Mar 7 2021 Day 37 Numbers 11:1–14:45 Day 38 


Now the man Moses was very humble, more so than anyone else on the face of the earth.



This is an interesting tidbit about Moses, something I’d never have figured from my image of the fiery Charlton Heston Moses. But apparently, Moses was more humble than anyone on the face of the earth.

Humility is an interesting trait. At its purest, it’s innocence, and a deep awareness of how little I know or how little I can do, in the absence of God. I’m reminded of toddlers, when they get to that shy stage. Parents are quick to excuse the child hiding behind their leg, as if it’s just an act. If you’d only just seen this child jumping and joyfully yelling on the bed, you’d know this shyness is a ruse. But maybe it’s really a genuine humility. In the safety and isolation of home, a child grows beyond his small body; he can occupy more space in the world because of the safety afforded by love and care. But when that boy suddenly realizes there are people and situations outside the safety of that home, he realizes how small he is, and how little he knows. Thinking about it, I’d consider this toddler shyness more genuine than any humility I may have.

In many circumstances, I’ve developed a humble persona. But it’s sometimes more about wanting to appear great, and knowing I cannot. Bowling, for instance. I won’t bowl, because I can’t predictably do it well. I talk a good game, and appear humble. But it’s really a false humility, based on my deep desire to only show myself as strong. Therefore, I refuse. That’s not true humility. That’s egotism, cloaked in humility.

Talking about God is a circumstance where I genuinely feel humble. I didn’t go to seminary. I don’t have an advanced degree. I don’t claim to know any empirical truth. In circumstances with others, when asked to discuss and debate God, or God’s word, I feel genuinely humble.

It’s not that I don’t have thoughts about God; obviously, I do and I write frequently about it. But it’s what God means to me, in my heart, hopefully infused and informed by God’s Spirit. Right or wrong, I do have a sense of my voice. But put that voice up against others, and I do feel humble. I’m not interested in an argument, or even to defend my position. But I am interested in sharing it.

The reflection for this morning asks whether we can ever truly know we’re humble, or can I be humble and be aware of that humbleness at the same time. I think in certain circumstances we can.
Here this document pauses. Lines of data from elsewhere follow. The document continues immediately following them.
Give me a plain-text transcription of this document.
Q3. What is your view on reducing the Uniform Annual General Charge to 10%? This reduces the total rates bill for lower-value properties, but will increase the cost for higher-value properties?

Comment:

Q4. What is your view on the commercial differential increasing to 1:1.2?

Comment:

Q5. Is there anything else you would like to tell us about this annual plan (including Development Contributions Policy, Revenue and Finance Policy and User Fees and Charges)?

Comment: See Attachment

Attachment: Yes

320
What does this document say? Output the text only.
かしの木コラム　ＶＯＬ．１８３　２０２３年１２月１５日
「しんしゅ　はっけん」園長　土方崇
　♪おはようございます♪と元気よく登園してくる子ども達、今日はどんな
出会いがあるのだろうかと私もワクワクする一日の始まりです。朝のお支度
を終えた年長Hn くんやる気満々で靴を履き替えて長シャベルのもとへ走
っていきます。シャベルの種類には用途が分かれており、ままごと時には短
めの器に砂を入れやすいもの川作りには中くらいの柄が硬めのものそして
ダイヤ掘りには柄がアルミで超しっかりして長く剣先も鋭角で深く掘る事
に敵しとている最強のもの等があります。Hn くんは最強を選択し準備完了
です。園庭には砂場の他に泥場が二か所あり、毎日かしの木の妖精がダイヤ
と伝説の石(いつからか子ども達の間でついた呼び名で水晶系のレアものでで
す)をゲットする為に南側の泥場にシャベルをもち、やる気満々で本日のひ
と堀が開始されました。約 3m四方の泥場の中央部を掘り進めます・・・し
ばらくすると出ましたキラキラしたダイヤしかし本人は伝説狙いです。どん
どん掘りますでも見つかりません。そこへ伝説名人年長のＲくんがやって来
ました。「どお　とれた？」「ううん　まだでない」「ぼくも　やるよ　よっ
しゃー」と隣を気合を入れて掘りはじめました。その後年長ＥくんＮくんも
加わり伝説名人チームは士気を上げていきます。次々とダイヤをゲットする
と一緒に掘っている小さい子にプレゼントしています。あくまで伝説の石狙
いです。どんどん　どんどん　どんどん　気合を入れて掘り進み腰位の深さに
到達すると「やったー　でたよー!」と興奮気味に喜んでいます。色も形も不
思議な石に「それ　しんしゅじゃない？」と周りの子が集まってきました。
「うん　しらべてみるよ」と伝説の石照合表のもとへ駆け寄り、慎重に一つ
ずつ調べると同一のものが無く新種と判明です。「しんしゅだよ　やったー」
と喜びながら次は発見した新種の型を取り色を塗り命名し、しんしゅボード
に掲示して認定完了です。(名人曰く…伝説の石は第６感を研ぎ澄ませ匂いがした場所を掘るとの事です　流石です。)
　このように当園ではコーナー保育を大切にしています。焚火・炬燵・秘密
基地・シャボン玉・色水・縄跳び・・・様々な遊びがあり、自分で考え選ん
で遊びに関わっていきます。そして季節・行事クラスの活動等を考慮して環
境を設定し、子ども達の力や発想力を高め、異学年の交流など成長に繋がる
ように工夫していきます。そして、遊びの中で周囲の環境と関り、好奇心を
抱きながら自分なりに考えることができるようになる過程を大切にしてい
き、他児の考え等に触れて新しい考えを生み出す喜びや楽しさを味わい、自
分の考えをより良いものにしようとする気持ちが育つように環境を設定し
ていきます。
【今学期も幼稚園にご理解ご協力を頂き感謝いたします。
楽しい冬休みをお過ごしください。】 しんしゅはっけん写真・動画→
It’s when we recognize the vastness of God, the love of God, the mercy of God, and consider myself against that vastness.

False humility is actually all centered on me. I recognize that I’m not excellent at something, and being falsely humble simply makes me feel bare, alone and inadequate. It’s about me and my competency and has nothing to do with God. God’s not even in my mind.

But unlike false humility, true humility can actually result in comfort. Like the toddler who burrows their face in their mother’s shoulder, true humility makes me seek the comfort of the love and mercy of God. True humility is God-centered, and I’m comforted when I acknowledge that, and return to God’s embrace. This morning, I’m thinking about how to recognize the false humility that creeps into my world, and compare that with the toddler, clinging to my leg.